Côté court 2026 : un Grand prix moyenâgeux, ou presque…
La 35e édition de Côté court – et la dernière avec son fondateur et directeur Jacky Évrard à sa tête – a livré son verdict au Ciné 104 de Pantin samedi dernier. Une quinzaine de prix a été décernée.
Un drôle de trio errant croise sur son chemin deux soldats en pleine démobilisation. Surprise ! Nous sommes en 486 (photo de bandeau), comme le titre du film l’indique, soit mille cinq cent quarante ans en arrière, au tout début du Haut-Moyen-Âge. Ce court métrage signé Brieuc Schieb, habitué des univers singuliers, a reçu le Grand prix André S. Labarthe à l’issue de l’édition 2026 de Côté court, s’amusant délibérément d’anachronismes dans les dialogues et dans la caractérisation des personnages. Il s’agit là d’une coproduction entre Petit chaos et Le Fresnoy.
Le jury de la compétition fiction a aussi récompensé de son Prix spécial une œuvre très contemporaine, Because of (U) de Tohé Commaret (photo ci-dessous), qui s’articule autour de quelques plans fixes sur sa jeune héroïne en plein apprentissage de la dureté de l’existence et du rapport à la masculinité. Rappelons que la jeune réalisatrice avait décroché le Grand prix de la compétition Essai/Art vidéo en 2023, avec son film 8.

Le prix d’interprétation a été remis à deux ex-aequo, incarnant chacune une figure de jeune femme assez “border” : Angèle Metzger dans Swapper, de Louis-Barthélémy Rousseau, et Aliénor de Mezamat dans Les étreintes de Frédéric Schulz-Richard.
Découvert à Clermont-Ferrand en février, Faux bijou de Jessy Moussallem a cumulé le Prix du public et celui de la jeunesse. Autre doublé, celui qu’a réalisé Agnès (photo ci-dessous), réalisé par Nora Arnezeder, connue jusque-là comme actrice (elle avait été, entre autres, l’Angélique nouvelle version d’Ariel Zeitoun en 2013 !).
Son film, qui permet de retrouver Kim Higelin en jeune fille au pair confrontée à un événement plutôt traumatisant aux États-Unis, a obtenu à la fois le Coup de cœur des lycéen(ne)s et le Prix Bande à part. Enfin, pour ce qui est de la fiction, la presse a retenu le moyen métrage d’Antoine du Jeu Détective Smiley et les amis perdus.

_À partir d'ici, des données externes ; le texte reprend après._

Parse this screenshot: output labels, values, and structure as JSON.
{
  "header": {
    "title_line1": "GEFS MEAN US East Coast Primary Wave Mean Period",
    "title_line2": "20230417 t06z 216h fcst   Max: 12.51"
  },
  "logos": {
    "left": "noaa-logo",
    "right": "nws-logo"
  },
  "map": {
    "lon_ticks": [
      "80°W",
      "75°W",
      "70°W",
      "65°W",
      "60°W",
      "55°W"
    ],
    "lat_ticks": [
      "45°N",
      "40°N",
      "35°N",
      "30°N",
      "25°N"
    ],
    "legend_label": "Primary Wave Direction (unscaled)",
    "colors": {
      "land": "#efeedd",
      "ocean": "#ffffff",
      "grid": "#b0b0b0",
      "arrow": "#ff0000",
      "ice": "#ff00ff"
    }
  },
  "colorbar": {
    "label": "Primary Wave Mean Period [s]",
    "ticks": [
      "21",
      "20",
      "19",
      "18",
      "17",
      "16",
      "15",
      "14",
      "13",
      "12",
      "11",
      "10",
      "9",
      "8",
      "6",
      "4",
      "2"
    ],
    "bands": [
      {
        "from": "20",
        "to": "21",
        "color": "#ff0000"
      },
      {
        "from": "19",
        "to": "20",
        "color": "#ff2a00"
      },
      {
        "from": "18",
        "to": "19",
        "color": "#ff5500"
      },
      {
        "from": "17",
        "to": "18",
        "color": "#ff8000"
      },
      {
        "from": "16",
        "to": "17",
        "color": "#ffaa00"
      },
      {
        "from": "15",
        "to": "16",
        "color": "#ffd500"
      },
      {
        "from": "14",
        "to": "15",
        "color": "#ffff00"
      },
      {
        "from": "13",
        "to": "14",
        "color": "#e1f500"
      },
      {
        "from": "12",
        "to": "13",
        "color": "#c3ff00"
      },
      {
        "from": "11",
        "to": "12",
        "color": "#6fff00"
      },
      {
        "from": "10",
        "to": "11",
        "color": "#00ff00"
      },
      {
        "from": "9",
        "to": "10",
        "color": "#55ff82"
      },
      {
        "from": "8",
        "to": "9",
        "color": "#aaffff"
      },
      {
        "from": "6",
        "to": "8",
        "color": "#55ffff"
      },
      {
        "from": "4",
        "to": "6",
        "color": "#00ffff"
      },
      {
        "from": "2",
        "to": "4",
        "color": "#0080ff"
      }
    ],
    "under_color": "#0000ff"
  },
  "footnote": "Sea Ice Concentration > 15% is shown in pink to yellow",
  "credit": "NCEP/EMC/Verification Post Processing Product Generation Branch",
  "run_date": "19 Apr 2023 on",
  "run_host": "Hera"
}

Il y a d’autres sections importantes à Pantin, comme on sait, et c’est L’mina de Randa Maroufi (photo ci-dessous) qui l’a emporté en Essai/Art vidéo, un an après sa première cannoise à la Semaine de la critique.
Même chose, exactement, pour Dieu est timide de Jocelyn Charles, lauréat du Prix des étudiant(e)s de la Fémis en Grand Angle – en matière de fiction, tandis que Les mystères de l’horizon de Mathieu Sauvat a été choisi pour le documentaire.

Du côté de la sélection estampillée “Prospective”, voici les vainqueurs : Avis de passage, œuvre auto-produite de Ferdinand Ledoux (Grand prix) ; La nuit de Marina Deak (mention spéciale du jury) et La zone de Timothée Del Zotto, également auto-produit (Prix des étudiant(e)s de la Sorbonne-nouvelle). N’omettons pas de signaler avant de conclure le très important et révélateur Prix de la production émergente attribué à Venin Films, qui réunit notamment Élina Löwensohn, Yann Gonzalez et Bertrand Mandico.
Avec, enfin, l’expression de tous nos remerciements à l’équipe organisatrice du festival pour la séance du très beau cycle “L’amour du cinéma” à laquelle nous avons été associés à l’occasion des 10 ans de Brefcinema (avec la carte blanche en ligne proposée en parallèle à Lucie Borleteau et Antonin Peretjatko) et tous nos bons vœux pour la période qui s’ouvre désormais pour Jacky Évrard, avec qui nous avons apprécié de travailler tout au long de cette période, en fidèles compagnons de route.